Luke will be coming after New Years. He is a beautiful Australian Shepherd whose family had to move to an apartment. He is miserable there and loves his visits here. He has a very strong natural herding instinct with the cattle, and is very responsive to commands. He has received extensive obedience training.
You may be thinking, "She says FRED is daft? They have a problem with the dog and chickens and they are getting MORE dogs?"
Well, it might not be the perfect timing, but I don't exactly control the universe. These two dogs need homes now, and we think this would be a good place for them. In addition, we ARE going to fence the dogs out of the chickens. Which really means fencing the chickens in, but we are working on ideas for doing that portably so that the chickens can continue to range in fresh grass daily.
Stephen and I are going to spend the week after Christmas fencing (hooray!), and renovating the area of the barn that will be for the goats.
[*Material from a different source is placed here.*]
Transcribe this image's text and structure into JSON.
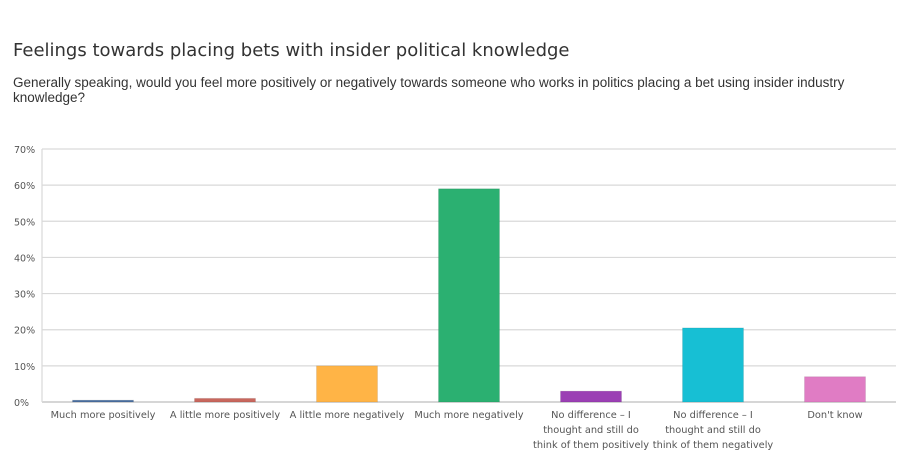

Goats!! Yes, goats! The long awaited goats are hopefully coming to their new home in January. I've made arrangements to purchase two purebred LaMancha does. One cycled this month so their current owner brought them to breed at another farm with a LaMancha buck. Rosie did breed, but tragically, died suddenly the next day from unrelated problems. Her sister, Snowy, is staying there until she cycles in the hopes that she'll breed this year. If she gets pregnant, she will kid in May. So we will have milk in June!
Since Snowy will no longer have the companionship of her sister, I have decided to purchase the wether ("fixed" male) that Snowy and Rosie grew up with. Sylvester will obviously not give milk, but he will serve an important purpose... keeping Snowy happy. Goats are very social and are miserable when alone.
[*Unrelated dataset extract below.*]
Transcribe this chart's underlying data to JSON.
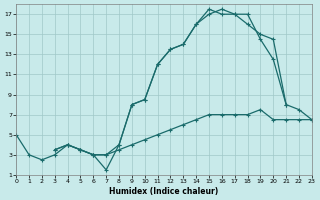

I actually think this is a big part of the problem for Molly. Imagine... you grow up on a farm with your best buddy. He gets you pregnant. You have a nice litter of puppies. They get big enough and one by one they get taken away from you. Then your owners move, taking your best buddy, and leave you with people you don't know and just one of your pups. Two weeks later your pup is hit by a car and dies.
I think Molly is lonely, and I think she is bored. She is still pretty young and very playful. I suspect she is herding the chickens when we are away, a natural instinct she has whenever she sees anything run. She nips at them, just as she would at a cow's leg to herd it, and actually breaks skin. Then she either eats it because it is too tasty to resist, or plays with it until it is dead. Two of the chickens she killed have been dismembered. The one I found today was whole, and had been dead for quite a while, so perhaps she did her best to restrain herself once the deed was done? I don't know. It really is an awful sight, these poor birds.
But I don't cry about it any more. My feelings like that have turned to people. I have been thinking so much about the huge number of people so much less fortunate than we are, in such dire circumstances. Well, that is food for another post, but it has been weighing heavily on my mind.